The mechanical properties of the aerogels were studied by texture profile analysis, using a TA-HDi textile analyzer machine (Stable Micro Systems, Surrey, UK), after cutting the sample into constant length, width and height of 2 × 2 × 1 cm, respectively. The samples were compressed twice to 75% of the original height, and texture profile analyses were determined by two compression cycles. Texture profile parameters measured include hardness, cohesiveness, resilience, gumminess, springiness and chewiness. The analysis was performed with triplicates.

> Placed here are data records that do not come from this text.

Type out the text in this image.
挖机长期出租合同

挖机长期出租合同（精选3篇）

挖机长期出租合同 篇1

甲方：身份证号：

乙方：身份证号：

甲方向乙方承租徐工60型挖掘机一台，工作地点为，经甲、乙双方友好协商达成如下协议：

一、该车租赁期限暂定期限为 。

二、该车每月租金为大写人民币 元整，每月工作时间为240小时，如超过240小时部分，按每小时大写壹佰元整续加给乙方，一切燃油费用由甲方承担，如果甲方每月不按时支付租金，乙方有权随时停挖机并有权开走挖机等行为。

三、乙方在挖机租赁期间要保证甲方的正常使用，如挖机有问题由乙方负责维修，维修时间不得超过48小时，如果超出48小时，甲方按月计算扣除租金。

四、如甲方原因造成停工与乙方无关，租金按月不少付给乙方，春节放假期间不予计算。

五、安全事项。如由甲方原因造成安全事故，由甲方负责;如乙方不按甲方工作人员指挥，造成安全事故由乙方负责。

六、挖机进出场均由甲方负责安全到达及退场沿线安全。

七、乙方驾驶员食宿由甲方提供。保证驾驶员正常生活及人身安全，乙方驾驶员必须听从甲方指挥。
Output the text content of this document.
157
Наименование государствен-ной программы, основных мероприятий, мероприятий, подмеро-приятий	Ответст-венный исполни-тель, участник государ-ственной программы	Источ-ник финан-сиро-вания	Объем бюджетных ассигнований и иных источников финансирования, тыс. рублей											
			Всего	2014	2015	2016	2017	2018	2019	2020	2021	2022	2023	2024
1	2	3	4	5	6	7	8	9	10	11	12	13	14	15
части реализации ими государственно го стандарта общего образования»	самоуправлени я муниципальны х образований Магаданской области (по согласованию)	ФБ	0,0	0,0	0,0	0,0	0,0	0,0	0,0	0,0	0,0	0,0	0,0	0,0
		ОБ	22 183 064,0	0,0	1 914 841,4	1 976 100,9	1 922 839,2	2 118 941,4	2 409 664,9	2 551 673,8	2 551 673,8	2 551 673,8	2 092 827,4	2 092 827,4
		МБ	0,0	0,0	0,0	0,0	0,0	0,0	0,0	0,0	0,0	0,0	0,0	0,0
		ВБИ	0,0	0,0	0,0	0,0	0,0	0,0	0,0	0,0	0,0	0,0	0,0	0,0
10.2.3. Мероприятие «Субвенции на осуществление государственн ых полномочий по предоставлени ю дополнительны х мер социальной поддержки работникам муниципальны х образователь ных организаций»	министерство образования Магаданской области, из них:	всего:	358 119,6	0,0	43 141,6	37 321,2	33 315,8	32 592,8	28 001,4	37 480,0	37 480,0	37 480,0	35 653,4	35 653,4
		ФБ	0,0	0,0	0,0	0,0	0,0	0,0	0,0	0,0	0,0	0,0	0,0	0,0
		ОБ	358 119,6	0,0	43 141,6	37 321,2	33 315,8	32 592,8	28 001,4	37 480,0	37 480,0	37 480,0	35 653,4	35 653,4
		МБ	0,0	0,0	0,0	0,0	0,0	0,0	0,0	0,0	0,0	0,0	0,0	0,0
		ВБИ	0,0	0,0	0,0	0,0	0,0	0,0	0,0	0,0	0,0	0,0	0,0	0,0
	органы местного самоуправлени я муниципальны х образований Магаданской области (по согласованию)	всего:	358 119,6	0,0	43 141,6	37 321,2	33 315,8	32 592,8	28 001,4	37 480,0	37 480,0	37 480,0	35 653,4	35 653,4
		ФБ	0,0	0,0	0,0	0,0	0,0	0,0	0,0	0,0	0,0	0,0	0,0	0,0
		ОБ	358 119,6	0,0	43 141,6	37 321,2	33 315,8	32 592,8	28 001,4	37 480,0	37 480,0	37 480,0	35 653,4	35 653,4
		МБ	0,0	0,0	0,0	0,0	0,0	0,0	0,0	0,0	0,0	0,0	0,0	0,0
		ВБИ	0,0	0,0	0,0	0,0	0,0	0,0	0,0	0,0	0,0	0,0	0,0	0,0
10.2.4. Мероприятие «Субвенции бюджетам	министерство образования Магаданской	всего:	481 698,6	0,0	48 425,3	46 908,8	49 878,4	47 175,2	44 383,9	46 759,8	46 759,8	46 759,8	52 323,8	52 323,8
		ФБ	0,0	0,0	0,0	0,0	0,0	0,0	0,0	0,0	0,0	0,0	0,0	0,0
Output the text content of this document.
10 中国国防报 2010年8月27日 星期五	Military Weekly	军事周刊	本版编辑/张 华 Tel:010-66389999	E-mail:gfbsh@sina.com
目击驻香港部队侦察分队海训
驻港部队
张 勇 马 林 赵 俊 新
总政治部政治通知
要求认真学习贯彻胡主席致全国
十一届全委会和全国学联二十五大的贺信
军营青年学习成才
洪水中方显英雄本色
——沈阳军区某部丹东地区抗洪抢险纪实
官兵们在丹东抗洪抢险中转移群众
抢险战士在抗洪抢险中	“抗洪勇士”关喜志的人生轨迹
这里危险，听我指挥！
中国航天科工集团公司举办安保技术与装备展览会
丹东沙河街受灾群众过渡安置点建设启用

4.7. In Vitro Water Uptake Evaluation and Viable Bacterial Reduction Test

The swelling capability of all prepared aerogels was determined after 1, 7 and 14 days, by immersing the 1 cm³ of each sample in normal saline solution and inculpated at 37 °C [38]. The weight of the swollen aerogels for each time point was then measured, and the water uptake value was calculated as follows:

$$\mathrm{Water} \mathrm{uptake}=\frac{\mathrm{swollen} \mathrm{aerogel}-\mathrm{initial} \mathrm{weight} }{\mathrm{initial} \mathrm{weight}}$$

(1)

The antibacterial activity of the prepared aerogels was determined by bacterial reduction test of two types of microorganisms, namely Escherichia coli and Staphylococcus aureus. Viable cell-counting approach was used for determining the bacterial reduction, using sterile normal saline with a bacterial count of 1.34 × 10⁸ and 1.56 × 10⁸ cfu (colony forming unit) for Escherichia coli and Staphylococcus aureus, respectively. Constant weight of each sample (100 mg) was assigned to the experiment and placed in a tube containing 10 mL of each bacterial suspension and incubated in a shaker at 37 °C for 24 h, and the viable numbers of survival bacteria were observed by using a serial-dilution technique. An untreated tube (aerogel free) was used as the control.

4.8. Statistical Analysis

The entire experiment was replicated three times, at different times, in the same place. The data obtained were first calculated by using Microsoft Office Excel 2010 (Microsoft Corporation, Redmond, WA, USA) and ANOVA software for analyzing the data.